MGMT and Tumor Biological and Molecular Characterization
The Chi-square test or logistic regression were used to analyze the relationship between the expression of MGMT and age, gender, tumor biological characteristics such as diameter, invasiveness, texture, apoplexy, Ki-67, and p53 expression. A significant correlation was identified between the tumor diameter and MGMT expression (B = 2.56, SE = 0.99, P = 0.01, Exp (B) = 12.89). The larger the tumor diameter, the higher the MGMT expression. The remaining indicators did not show a correlation (Table 2).
Table 2
Correlation of MGMT expression with clinical and biological characteristics.
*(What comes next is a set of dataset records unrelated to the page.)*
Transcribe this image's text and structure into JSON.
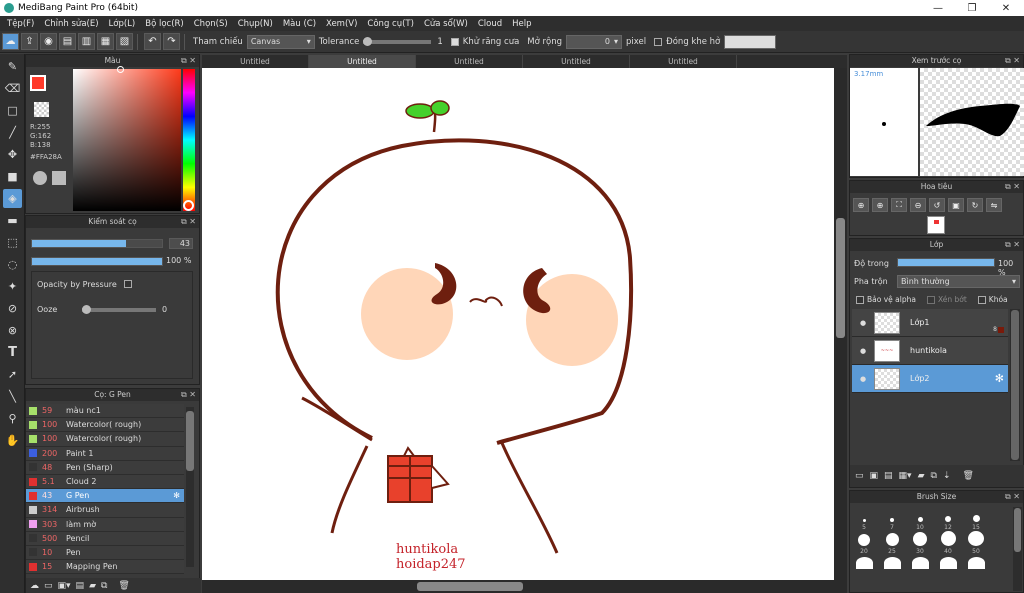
{
  "window": {
    "title": "MediBang Paint Pro (64bit)",
    "minimize": "—",
    "maximize": "❐",
    "close": "✕"
  },
  "menu": [
    "Tệp(F)",
    "Chỉnh sửa(E)",
    "Lớp(L)",
    "Bộ lọc(R)",
    "Chọn(S)",
    "Chụp(N)",
    "Màu (C)",
    "Xem(V)",
    "Công cụ(T)",
    "Cửa sổ(W)",
    "Cloud",
    "Help"
  ],
  "toolbar": {
    "reference_label": "Tham chiếu",
    "reference_value": "Canvas",
    "tolerance_label": "Tolerance",
    "tolerance_value": "1",
    "antialias_label": "Khử răng cưa",
    "expand_label": "Mở rộng",
    "expand_value": "0",
    "expand_unit": "pixel",
    "close_gap_label": "Đóng khe hở"
  },
  "color_panel": {
    "title": "Màu",
    "r": "R:255",
    "g": "G:162",
    "b": "B:138",
    "hex": "#FFA28A",
    "primary_color": "#ff3a2a"
  },
  "brush_control": {
    "title": "Kiểm soát cọ",
    "size": "43",
    "size_fraction": 0.72,
    "opacity": "100 %",
    "opacity_fraction": 1.0,
    "opacity_pressure_label": "Opacity by Pressure",
    "ooze_label": "Ooze",
    "ooze_value": "0"
  },
  "brush_list": {
    "title": "Cọ: G Pen",
    "items": [
      {
        "size": "59",
        "name": "màu nc1",
        "color": "#a6e06a",
        "active": false
      },
      {
        "size": "100",
        "name": "Watercolor( rough)",
        "color": "#a6e06a",
        "active": false
      },
      {
        "size": "100",
        "name": "Watercolor( rough)",
        "color": "#a6e06a",
        "active": false
      },
      {
        "size": "200",
        "name": "Paint 1",
        "color": "#3c5fe0",
        "active": false
      },
      {
        "size": "48",
        "name": "Pen (Sharp)",
        "color": "#333333",
        "active": false
      },
      {
        "size": "5.1",
        "name": "Cloud 2",
        "color": "#e03030",
        "active": false
      },
      {
        "size": "43",
        "name": "G Pen",
        "color": "#e03030",
        "active": true
      },
      {
        "size": "314",
        "name": "Airbrush",
        "color": "#cccccc",
        "active": false
      },
      {
        "size": "303",
        "name": "làm mờ",
        "color": "#f0a0f0",
        "active": false
      },
      {
        "size": "500",
        "name": "Pencil",
        "color": "#333333",
        "active": false
      },
      {
        "size": "10",
        "name": "Pen",
        "color": "#333333",
        "active": false
      },
      {
        "size": "15",
        "name": "Mapping Pen",
        "color": "#e03030",
        "active": false
      }
    ]
  },
  "tabs": [
    "Untitled",
    "Untitled",
    "Untitled",
    "Untitled",
    "Untitled"
  ],
  "active_tab": 1,
  "canvas": {
    "signature_line1": "huntikola",
    "signature_line2": "hoidap247"
  },
  "preview": {
    "title": "Xem trước cọ",
    "size_label": "3.17mm"
  },
  "navigator": {
    "title": "Hoa tiêu"
  },
  "layers": {
    "title": "Lớp",
    "opacity_label": "Độ trong",
    "opacity_value": "100 %",
    "blend_label": "Pha trộn",
    "blend_value": "Bình thường",
    "protect_alpha": "Bảo vệ alpha",
    "clipping": "Xén bớt",
    "lock": "Khóa",
    "items": [
      {
        "name": "Lớp1",
        "badge": "8",
        "active": false
      },
      {
        "name": "huntikola",
        "badge": "",
        "active": false
      },
      {
        "name": "Lớp2",
        "badge": "",
        "active": true
      }
    ]
  },
  "brush_size": {
    "title": "Brush Size",
    "sizes": [
      "5",
      "7",
      "10",
      "12",
      "15",
      "20",
      "25",
      "30",
      "40",
      "50"
    ]
  },
  "colors": {
    "accent": "#5b9ad6",
    "bar": "#77b7ec",
    "line": "#6e1f0f",
    "cheek": "#ffd6b8",
    "sprout": "#45d12c"
  }
}
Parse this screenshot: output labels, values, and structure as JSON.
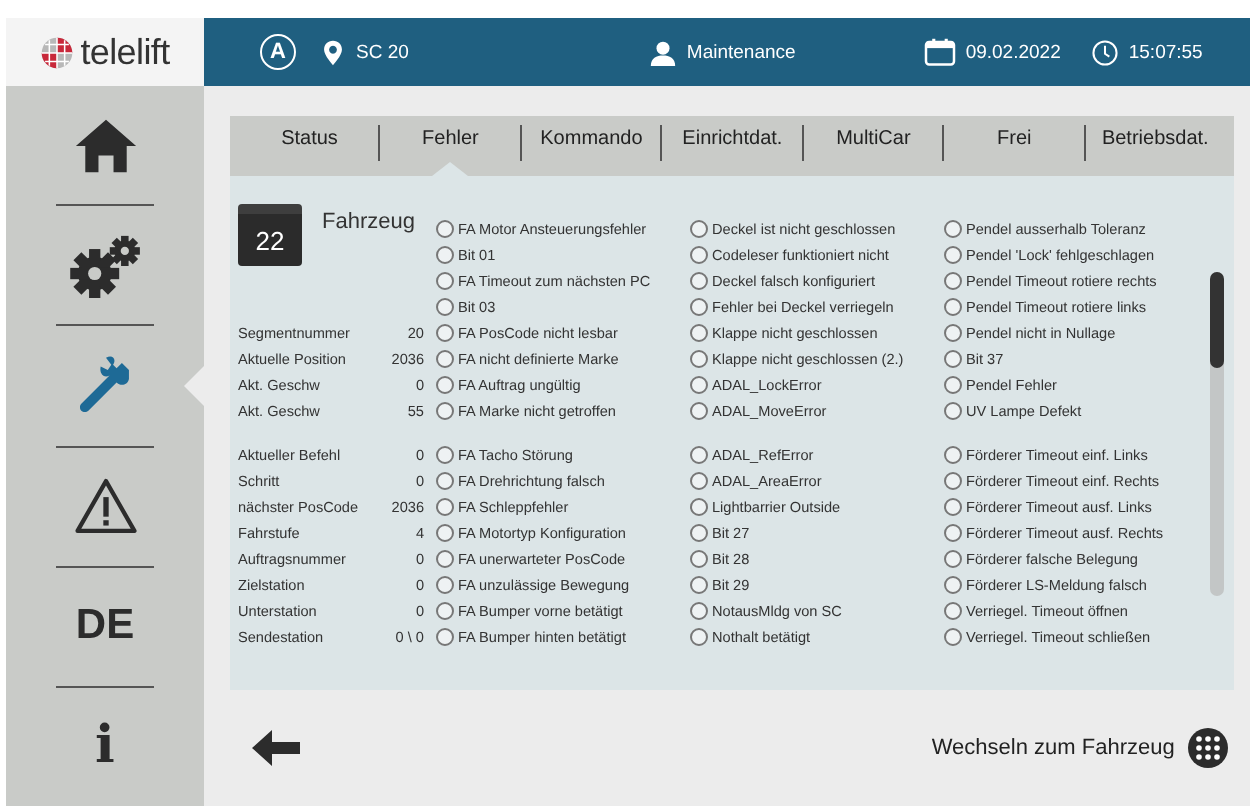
{
  "header": {
    "logo": "telelift",
    "mode": "A",
    "location": "SC 20",
    "user": "Maintenance",
    "date": "09.02.2022",
    "time": "15:07:55"
  },
  "sidebar": {
    "items": [
      {
        "kind": "home",
        "selected": false
      },
      {
        "kind": "gears",
        "selected": false
      },
      {
        "kind": "wrench",
        "selected": true
      },
      {
        "kind": "warning",
        "selected": false
      },
      {
        "kind": "language",
        "label": "DE",
        "selected": false
      },
      {
        "kind": "info",
        "label": "i",
        "selected": false
      }
    ]
  },
  "tabs": [
    {
      "label": "Status",
      "selected": false
    },
    {
      "label": "Fehler",
      "selected": true
    },
    {
      "label": "Kommando",
      "selected": false
    },
    {
      "label": "Einrichtdat.",
      "selected": false
    },
    {
      "label": "MultiCar",
      "selected": false
    },
    {
      "label": "Frei",
      "selected": false
    },
    {
      "label": "Betriebsdat.",
      "selected": false
    }
  ],
  "vehicle": {
    "number": "22",
    "title": "Fahrzeug"
  },
  "groups": [
    {
      "info": [
        {
          "label": "Segmentnummer",
          "value": "20"
        },
        {
          "label": "Aktuelle Position",
          "value": "2036"
        },
        {
          "label": "Akt. Geschw",
          "value": "0"
        },
        {
          "label": "Akt. Geschw",
          "value": "55"
        }
      ],
      "rows": [
        [
          {
            "label": "FA Motor Ansteuerungsfehler",
            "on": false
          },
          {
            "label": "Deckel ist nicht geschlossen",
            "on": false
          },
          {
            "label": "Pendel ausserhalb Toleranz",
            "on": false
          }
        ],
        [
          {
            "label": "Bit 01",
            "on": false
          },
          {
            "label": "Codeleser funktioniert nicht",
            "on": false
          },
          {
            "label": "Pendel 'Lock' fehlgeschlagen",
            "on": false
          }
        ],
        [
          {
            "label": "FA Timeout zum nächsten PC",
            "on": false
          },
          {
            "label": "Deckel falsch konfiguriert",
            "on": false
          },
          {
            "label": "Pendel Timeout rotiere rechts",
            "on": false
          }
        ],
        [
          {
            "label": "Bit 03",
            "on": false
          },
          {
            "label": "Fehler bei Deckel verriegeln",
            "on": false
          },
          {
            "label": "Pendel Timeout rotiere links",
            "on": false
          }
        ],
        [
          {
            "label": "FA PosCode nicht lesbar",
            "on": false
          },
          {
            "label": "Klappe nicht geschlossen",
            "on": false
          },
          {
            "label": "Pendel nicht in Nullage",
            "on": false
          }
        ],
        [
          {
            "label": "FA nicht definierte Marke",
            "on": false
          },
          {
            "label": "Klappe nicht geschlossen (2.)",
            "on": false
          },
          {
            "label": "Bit 37",
            "on": false
          }
        ],
        [
          {
            "label": "FA Auftrag ungültig",
            "on": false
          },
          {
            "label": "ADAL_LockError",
            "on": false
          },
          {
            "label": "Pendel Fehler",
            "on": false
          }
        ],
        [
          {
            "label": "FA Marke nicht getroffen",
            "on": false
          },
          {
            "label": "ADAL_MoveError",
            "on": false
          },
          {
            "label": "UV Lampe Defekt",
            "on": false
          }
        ]
      ]
    },
    {
      "info": [
        {
          "label": "Aktueller Befehl",
          "value": "0"
        },
        {
          "label": "Schritt",
          "value": "0"
        },
        {
          "label": "nächster PosCode",
          "value": "2036"
        },
        {
          "label": "Fahrstufe",
          "value": "4"
        },
        {
          "label": "Auftragsnummer",
          "value": "0"
        },
        {
          "label": "Zielstation",
          "value": "0"
        },
        {
          "label": "Unterstation",
          "value": "0"
        },
        {
          "label": "Sendestation",
          "value": "0 \\ 0"
        }
      ],
      "rows": [
        [
          {
            "label": "FA Tacho Störung",
            "on": false
          },
          {
            "label": "ADAL_RefError",
            "on": false
          },
          {
            "label": "Förderer Timeout einf. Links",
            "on": false
          }
        ],
        [
          {
            "label": "FA Drehrichtung falsch",
            "on": false
          },
          {
            "label": "ADAL_AreaError",
            "on": false
          },
          {
            "label": "Förderer Timeout einf. Rechts",
            "on": false
          }
        ],
        [
          {
            "label": "FA Schleppfehler",
            "on": false
          },
          {
            "label": "Lightbarrier Outside",
            "on": false
          },
          {
            "label": "Förderer Timeout ausf. Links",
            "on": false
          }
        ],
        [
          {
            "label": "FA Motortyp Konfiguration",
            "on": false
          },
          {
            "label": "Bit 27",
            "on": false
          },
          {
            "label": "Förderer Timeout ausf. Rechts",
            "on": false
          }
        ],
        [
          {
            "label": "FA unerwarteter PosCode",
            "on": false
          },
          {
            "label": "Bit 28",
            "on": false
          },
          {
            "label": "Förderer falsche Belegung",
            "on": false
          }
        ],
        [
          {
            "label": "FA unzulässige Bewegung",
            "on": false
          },
          {
            "label": "Bit 29",
            "on": false
          },
          {
            "label": "Förderer LS-Meldung falsch",
            "on": false
          }
        ],
        [
          {
            "label": "FA Bumper vorne betätigt",
            "on": false
          },
          {
            "label": "NotausMldg von SC",
            "on": false
          },
          {
            "label": "Verriegel. Timeout öffnen",
            "on": false
          }
        ],
        [
          {
            "label": "FA Bumper hinten betätigt",
            "on": false
          },
          {
            "label": "Nothalt betätigt",
            "on": false
          },
          {
            "label": "Verriegel. Timeout schließen",
            "on": false
          }
        ]
      ]
    }
  ],
  "footer": {
    "switch_label": "Wechseln zum Fahrzeug"
  }
}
Variables | | MGMT immuno-expression | |
| low expression | high expression | p value |
Age (mean ± SD) (years) | 17.50 ± 1.79 | 16.77 ± 2.56 | |
Maximum diameter (mean ± SD) (mm) | 24.88 ± 14.32 | 29.64 ± 15.16 | |
Age group (years) | | | 0.37 |
12–14 | 1 | 4 | |
15–20 | 15 | 18 | |
Gender | | | 0.92 |
Male | 9 | 12 | |
Female | 7 | 10 | |
Diameter(mm) | | | 0.01 |
༜10 mm | 4 | 0 | |
10–40 mm | 10 | 15 | |
༞40 mm | 2 | 7 | |
Invasiveness | | | 0.72 |
Yes | 6 | 7 | |
No | 10 | 15 | |
Type | | | 0.09 |
Slient adenoma | 3 | 3 | |
Lactotroph adenomas | 11 | 10 | |
Corticotroph adenomas | 0 | 1 | |
Somatotroph adenomas | 1 | 8 | |
Plurihormonal adenomas | 1 | 0 | |
Texture | | | 0.48 |
Soft | 14 | 16 | |
Medium | 1 | 2 | |
Tough | 1 | 4 | |
P53 | | | 0.58 |
Positive | 8 | 13 | |
Negative | 8 | 9 | |
Ki-67 | | | 0.09 |
༞3% | 5 | 13 | |
≤3% | 11 | 9 | |
Apoplexy | | | 0.97 |
Yes | 5 | 7 | |
No | 11 | 15 | |
Recurrence | | | 0.98 |
Yes | 2 | 4 | |
No | 14 | 18 | |
MGMT and Prognosis
The cohort was followed up from 3 months to 65 months (mean 34.84 ± 20.81 months). Among them, eight cases relapsed and the recurrence time ranged from 10 months to 52 months (mean 25.25 ± 17.09 months). Among the recurrence cases, four showed low MGMT expression (50.00%). In the non-relapsed cases, 12/30 (40.00%) showed a low MGMT expression. Statistical analysis did not show a correlation between tumor recurrence and MGMT expression (p = 0.87).